S’exprimant devant un parterre de dirigeants politiques, religieux et diplomatiques, Félix Tshisekedi a tenu à remercier les organisateurs pour l’honneur qui lui était fait, soulignant qu’il était « le premier président africain à prononcer une prière » dans ce cadre qu’il a qualifié de « l’un des rassemblements spirituels les plus connus au monde ».
S’appuyant sur l’Évangile selon Matthieu, chapitre 5 « Heureux les artisans de paix, car ils seront appelés fils de Dieu » le chef de l’État congolais a exhorté les participants à « apprendre à bâtir des ponts là où les relations sont fragilisées ». Dans sa prière, il a invoqué Dieu afin que la réconciliation prévale aussi bien entre les individus qu’entre les nations, pour que « la paix, la justice, la liberté, la sécurité et la dignité humaine règnent partout dans le monde ».
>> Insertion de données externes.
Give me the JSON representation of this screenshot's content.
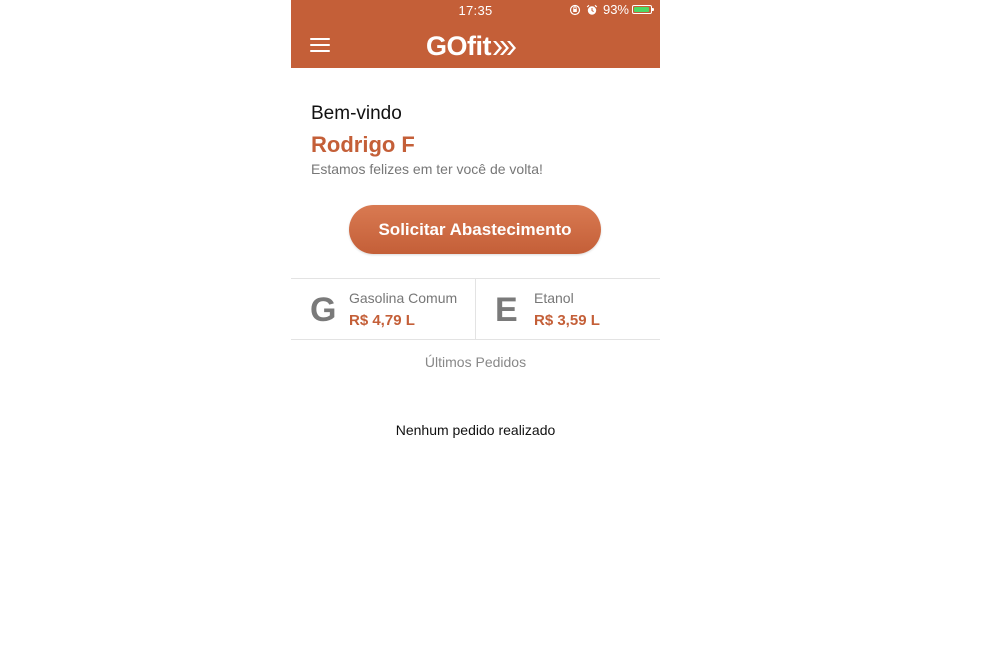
{
  "status_bar": {
    "time": "17:35",
    "battery": "93%",
    "battery_level": 0.93
  },
  "header": {
    "logo": "GOfit"
  },
  "welcome": {
    "greeting": "Bem-vindo",
    "name": "Rodrigo F",
    "subtitle": "Estamos felizes em ter você de volta!"
  },
  "cta": {
    "label": "Solicitar Abastecimento"
  },
  "fuels": [
    {
      "letter": "G",
      "name": "Gasolina Comum",
      "price": "R$ 4,79 L"
    },
    {
      "letter": "E",
      "name": "Etanol",
      "price": "R$ 3,59 L"
    }
  ],
  "orders": {
    "title": "Últimos Pedidos",
    "empty_text": "Nenhum pedido realizado"
  },
  "colors": {
    "brand": "#c45f38",
    "brand_light": "#d97a52"
  }
}
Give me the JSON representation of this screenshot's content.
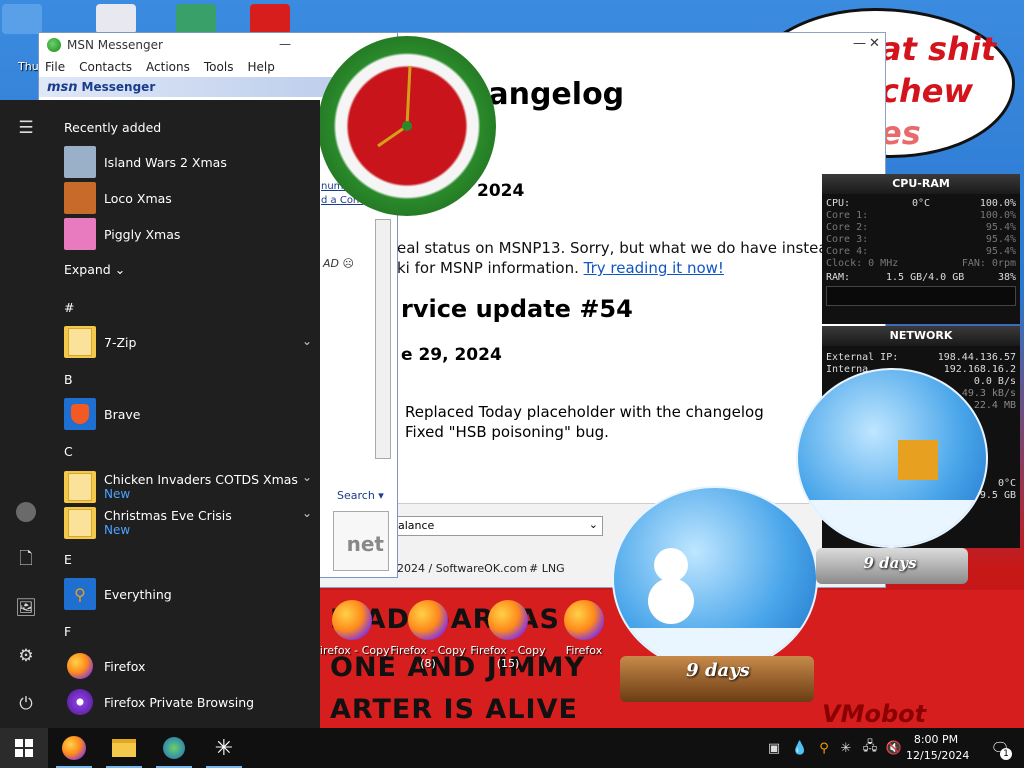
{
  "colors": {
    "taskbar": "#101010",
    "start_menu": "#1f1f1f",
    "accent_link": "#1056c2",
    "new_badge": "#4aa3ff",
    "banner_red": "#d71e1e"
  },
  "desktop": {
    "speech_lines": [
      "at shit",
      "chew",
      "es"
    ],
    "banner_lines": [
      "HIAD L-ARGAS",
      "ONE AND JIMMY",
      "ARTER IS ALIVE"
    ],
    "vmobot": "VMobot",
    "top_icon_label": "Thu",
    "shortcuts": [
      {
        "label": "Firefox - Copy",
        "icon": "firefox-icon"
      },
      {
        "label": "Firefox - Copy (8)",
        "icon": "firefox-icon"
      },
      {
        "label": "Firefox - Copy (15)",
        "icon": "firefox-icon"
      },
      {
        "label": "Firefox",
        "icon": "firefox-icon"
      }
    ]
  },
  "changelog": {
    "heading": "hangelog",
    "date1": "2024",
    "para_line1": "eal status on MSNP13. Sorry, but what we do have instead is",
    "para_line2_pre": "ki for MSNP information. ",
    "para_link": "Try reading it now!",
    "service_update": "rvice update #54",
    "date2": "e 29, 2024",
    "items": [
      "Replaced Today placeholder with the changelog",
      "Fixed \"HSB poisoning\" bug."
    ],
    "select_value": "alance",
    "copyright": "2024 / SoftwareOK.com",
    "lng": "# LNG"
  },
  "msn": {
    "title": "MSN Messenger",
    "menu": [
      "File",
      "Contacts",
      "Actions",
      "Tools",
      "Help"
    ],
    "brand_logo": "msn",
    "brand_name": "Messenger",
    "link1": "number",
    "link2": "d a Cont",
    "status": "AD",
    "search": "Search",
    "ad_text": "net"
  },
  "start_menu": {
    "recently_added_label": "Recently added",
    "recent": [
      {
        "name": "Island Wars 2 Xmas",
        "icon": "island-wars-icon"
      },
      {
        "name": "Loco Xmas",
        "icon": "loco-icon"
      },
      {
        "name": "Piggly Xmas",
        "icon": "piggly-icon"
      }
    ],
    "expand_label": "Expand",
    "groups": [
      {
        "letter": "#",
        "apps": [
          {
            "name": "7-Zip",
            "sub": "",
            "icon": "folder-icon",
            "chevron": true
          }
        ]
      },
      {
        "letter": "B",
        "apps": [
          {
            "name": "Brave",
            "sub": "",
            "icon": "brave-icon",
            "chevron": false
          }
        ]
      },
      {
        "letter": "C",
        "apps": [
          {
            "name": "Chicken Invaders COTDS Xmas",
            "sub": "New",
            "icon": "folder-icon",
            "chevron": true
          },
          {
            "name": "Christmas Eve Crisis",
            "sub": "New",
            "icon": "folder-icon",
            "chevron": true
          }
        ]
      },
      {
        "letter": "E",
        "apps": [
          {
            "name": "Everything",
            "sub": "",
            "icon": "everything-icon",
            "chevron": false
          }
        ]
      },
      {
        "letter": "F",
        "apps": [
          {
            "name": "Firefox",
            "sub": "",
            "icon": "firefox-icon",
            "chevron": false
          },
          {
            "name": "Firefox Private Browsing",
            "sub": "",
            "icon": "firefox-private-icon",
            "chevron": false
          }
        ]
      }
    ]
  },
  "cpu_ram": {
    "title": "CPU-RAM",
    "cpu_label": "CPU:",
    "cpu_temp": "0°C",
    "cpu_pct": "100.0%",
    "cores": [
      {
        "label": "Core 1:",
        "value": "100.0%"
      },
      {
        "label": "Core 2:",
        "value": "95.4%"
      },
      {
        "label": "Core 3:",
        "value": "95.4%"
      },
      {
        "label": "Core 4:",
        "value": "95.4%"
      }
    ],
    "clock": "Clock: 0 MHz",
    "fan": "FAN: 0rpm",
    "ram_label": "RAM:",
    "ram_value": "1.5 GB/4.0 GB",
    "ram_pct": "38%"
  },
  "network": {
    "title": "NETWORK",
    "external_label": "External IP:",
    "external_ip": "198.44.136.57",
    "internal_label": "Interna",
    "internal_ip": "192.168.16.2",
    "rate1": "0.0 B/s",
    "rate2": "49.3 kB/s",
    "size": "22.4 MB",
    "temp": "0°C",
    "disk": "9.5 GB"
  },
  "globes": {
    "left_label": "9 days",
    "right_label": "9 days"
  },
  "taskbar": {
    "apps": [
      "firefox-icon",
      "file-explorer-icon",
      "msn-icon",
      "sparkle-icon"
    ],
    "tray": [
      "tray-app-icon",
      "droplet-icon",
      "search-tray-icon",
      "sparkle-tray-icon",
      "network-icon",
      "volume-muted-icon"
    ],
    "time": "8:00 PM",
    "date": "12/15/2024",
    "notifications": "1"
  }
}
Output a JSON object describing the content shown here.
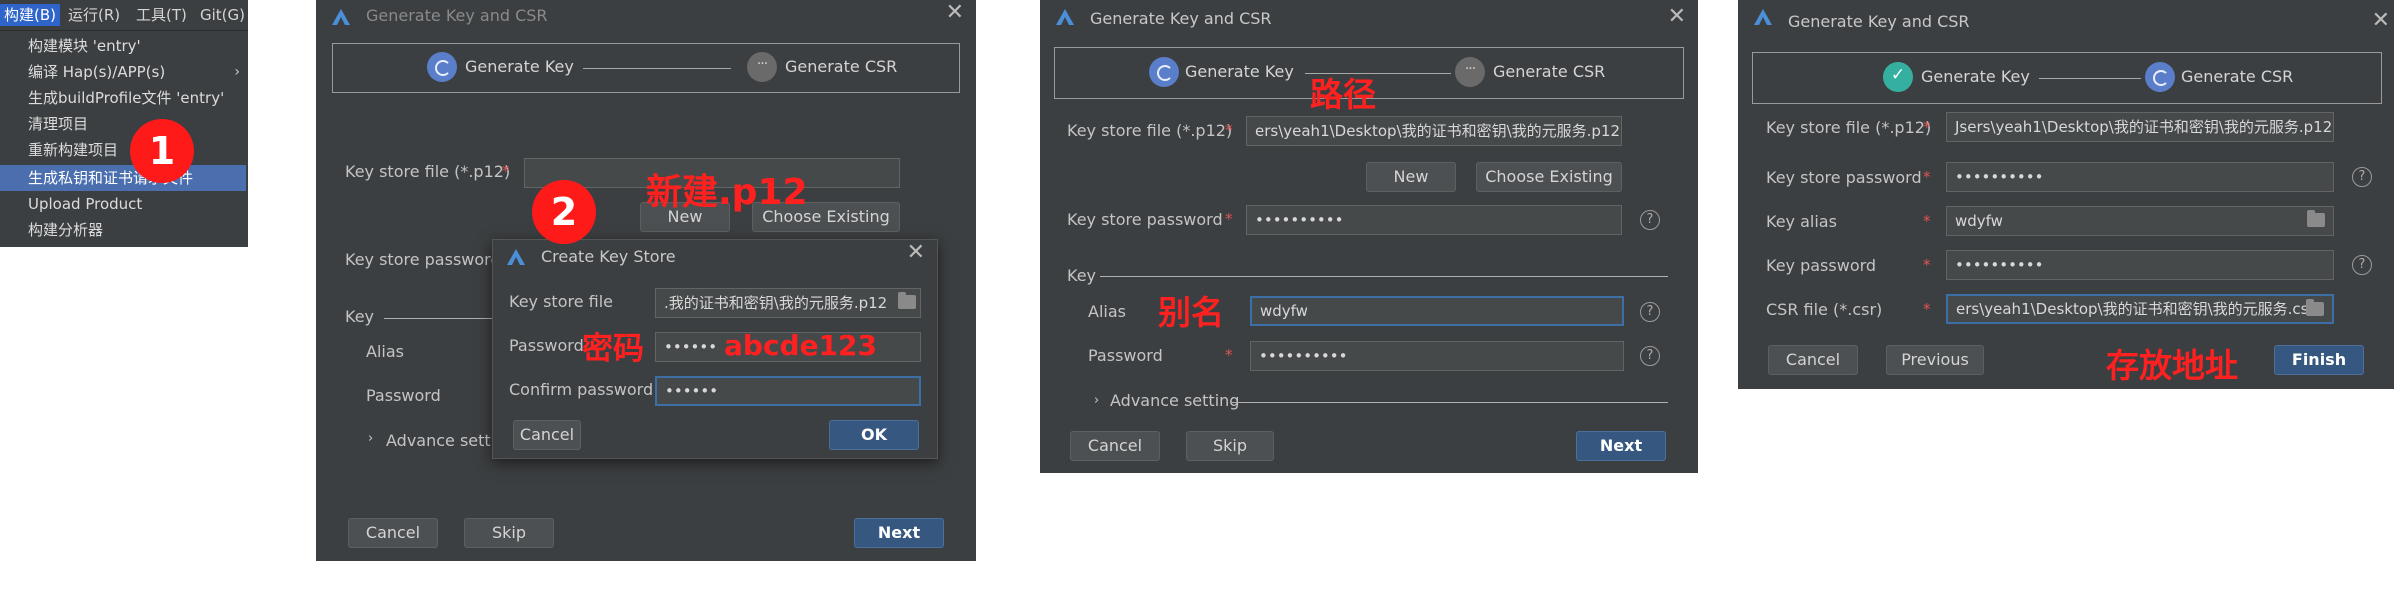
{
  "menu": {
    "bar": [
      "构建(B)",
      "运行(R)",
      "工具(T)",
      "Git(G)"
    ],
    "items": [
      "构建模块 'entry'",
      "编译 Hap(s)/APP(s)",
      "生成buildProfile文件 'entry'",
      "清理项目",
      "重新构建项目",
      "生成私钥和证书请求文件",
      "Upload Product",
      "构建分析器"
    ],
    "submenu_arrow": "›",
    "badge": "1"
  },
  "common": {
    "dialog_title": "Generate Key and CSR",
    "close": "✕",
    "step1": "Generate Key",
    "step2": "Generate CSR",
    "req": "*",
    "help": "?",
    "caret": "›"
  },
  "panel2": {
    "keystore_label": "Key store file (*.p12)",
    "keystore_value": "",
    "new_button": "New",
    "choose_button": "Choose Existing",
    "keystore_password_label": "Key store password",
    "key_section": "Key",
    "alias_label": "Alias",
    "password_label": "Password",
    "advanced": "Advance settin",
    "cancel": "Cancel",
    "skip": "Skip",
    "next": "Next",
    "badge": "2",
    "annot_new": "新建.p12",
    "annot_pwd": "密码",
    "annot_pwd_value": "abcde123",
    "sub": {
      "title": "Create Key Store",
      "keystore_label": "Key store file",
      "keystore_value": ".我的证书和密钥\\我的元服务.p12",
      "password_label": "Password",
      "password_value": "••••••",
      "confirm_label": "Confirm password",
      "confirm_value": "••••••",
      "cancel": "Cancel",
      "ok": "OK"
    }
  },
  "panel3": {
    "keystore_label": "Key store file (*.p12)",
    "keystore_value": "ers\\yeah1\\Desktop\\我的证书和密钥\\我的元服务.p12",
    "new_button": "New",
    "choose_button": "Choose Existing",
    "keystore_password_label": "Key store password",
    "keystore_password_value": "••••••••••",
    "key_section": "Key",
    "alias_label": "Alias",
    "alias_value": "wdyfw",
    "password_label": "Password",
    "password_value": "••••••••••",
    "advanced": "Advance setting",
    "cancel": "Cancel",
    "skip": "Skip",
    "next": "Next",
    "annot_path": "路径",
    "annot_alias": "别名"
  },
  "panel4": {
    "keystore_label": "Key store file (*.p12)",
    "keystore_value": "Jsers\\yeah1\\Desktop\\我的证书和密钥\\我的元服务.p12",
    "keystore_password_label": "Key store password",
    "keystore_password_value": "••••••••••",
    "alias_label": "Key alias",
    "alias_value": "wdyfw",
    "key_password_label": "Key password",
    "key_password_value": "••••••••••",
    "csr_label": "CSR file (*.csr)",
    "csr_value": "ers\\yeah1\\Desktop\\我的证书和密钥\\我的元服务.csr",
    "cancel": "Cancel",
    "previous": "Previous",
    "finish": "Finish",
    "annot_location": "存放地址"
  },
  "colors": {
    "dialog_bg": "#3c3f41",
    "accent": "#365880",
    "annotation": "#ff2020",
    "success": "#35b0a0"
  }
}
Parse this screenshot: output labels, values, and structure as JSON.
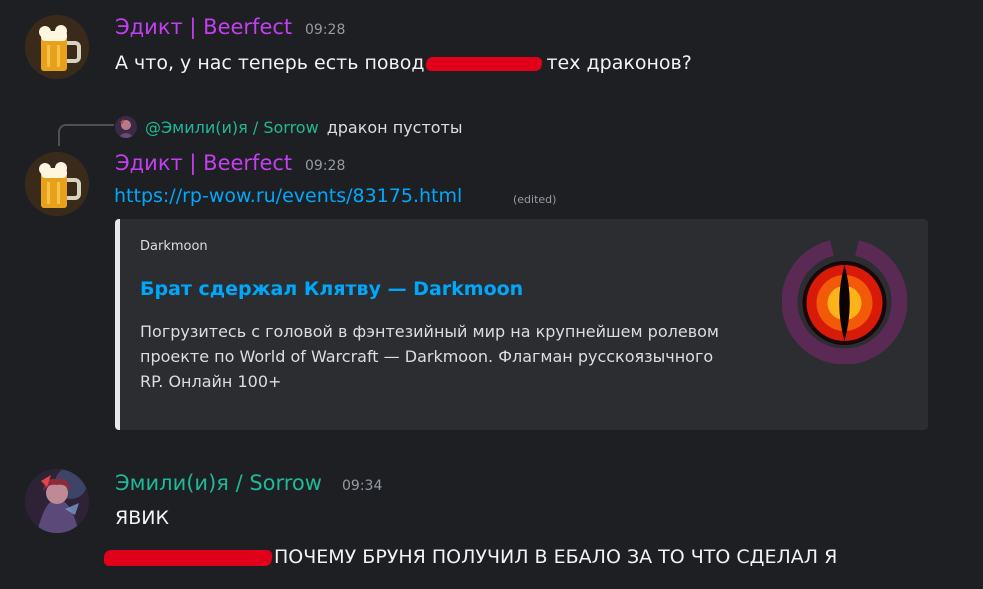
{
  "messages": [
    {
      "author": "Эдикт | Beerfect",
      "time": "09:28",
      "text_before": "А что, у нас теперь есть повод",
      "text_after": "тех драконов?"
    },
    {
      "reply": {
        "author": "@Эмили(и)я / Sorrow",
        "text": "дракон пустоты"
      },
      "author": "Эдикт | Beerfect",
      "time": "09:28",
      "link": "https://rp-wow.ru/events/83175.html",
      "edited": "(edited)",
      "embed": {
        "provider": "Darkmoon",
        "title": "Брат сдержал Клятву — Darkmoon",
        "description": "Погрузитесь с головой в фэнтезийный мир на крупнейшем ролевом проекте по World of Warcraft — Darkmoon. Флагман русскоязычного RP. Онлайн 100+",
        "thumbnail_icon": "dragon-eye-logo-icon"
      }
    },
    {
      "author": "Эмили(и)я / Sorrow",
      "time": "09:34",
      "line1": "ЯВИК",
      "line2_after": "ПОЧЕМУ БРУНЯ ПОЛУЧИЛ В ЕБАЛО ЗА ТО ЧТО СДЕЛАЛ Я"
    }
  ],
  "colors": {
    "background": "#1e1f22",
    "author_purple": "#c43ff2",
    "author_green": "#1fb89a",
    "link": "#00a8fc",
    "redaction": "#e0001a",
    "embed_bg": "#2b2d31"
  }
}
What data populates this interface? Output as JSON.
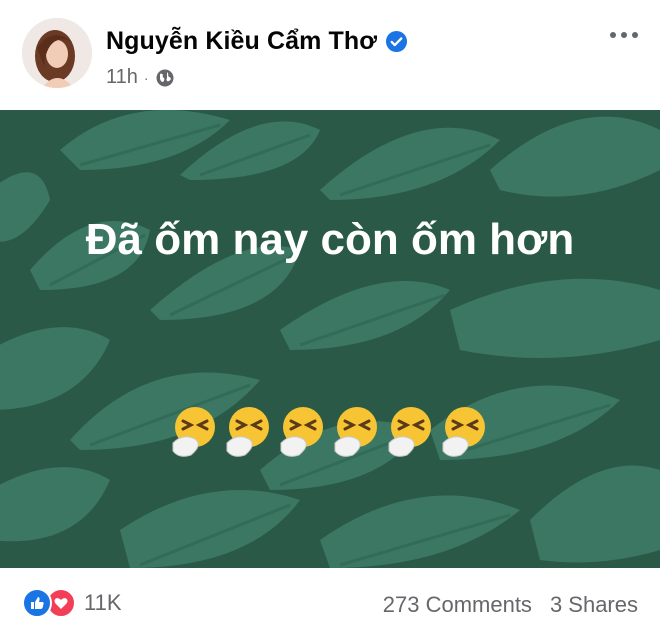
{
  "post": {
    "author": "Nguyễn Kiều Cẩm Thơ",
    "time": "11h",
    "separator": "·",
    "privacy_icon": "globe-icon",
    "verified_icon": "verified-badge-icon",
    "text": "Đã ốm nay còn ốm hơn",
    "emoji_icon": "sneezing-face-emoji",
    "emoji_count": 6,
    "background_color": "#2a5a47",
    "leaf_color": "#3f7d69"
  },
  "engagement": {
    "reaction_count": "11K",
    "comments": "273 Comments",
    "shares": "3 Shares",
    "like_color": "#1b74e4",
    "love_color": "#f33e58"
  }
}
Cette intervention s’est déroulée alors que la RDC demeure confrontée à un conflit armé persistant dans sa partie orientale. Kinshasa accuse le Rwanda de soutenir le mouvement armé M23, des accusations fermement rejetées par Kigali.

Félix Tshisekedi a insisté pour que cette prière ne soit pas perçue comme un simple rituel protocolaire, mais qu’elle puisse « donner à chacun, ici présent et ailleurs, la capacité morale et spirituelle de répondre aux défis majeurs auxquels l’humanité est confrontée ».
Présent à la cérémonie, le président américain Donald Trump a salué la participation de son homologue congolais, tout en peinant à prononcer correctement son nom. « Nous sommes aujourd’hui avec un homme très courageux, un homme remarquable, le président du Congo… président… président, levez-vous s’il vous plaît », a-t-il lancé sous les regards de l’assistance.
Donald Trump a également affirmé être conscient des difficultés auxquelles Félix Tshisekedi fait face, se voulant rassurant : « Les choses vont s’arranger. Rien n’est facile, mais tout ira bien. » Il a par ailleurs évoqué la signature d’importants accords miniers entre les États-Unis et la RDC, qualifiés par lui de « plus grands accords miniers jamais conclus entre l’Amérique et l’Afrique ».
Le National Prayer Breakfast est un événement annuel organisé chaque premier jeudi de février à Washington. Il a été instauré en 1953 sous la présidence de Dwight D. Eisenhower, à l’initiative de l’évangéliste Abraham Vereide, un immigrant norvégien installé à Seattle. Depuis, plusieurs pays, y compris en Afrique, ont adopté des formats similaires de cette rencontre mêlant foi, diplomatie et politique.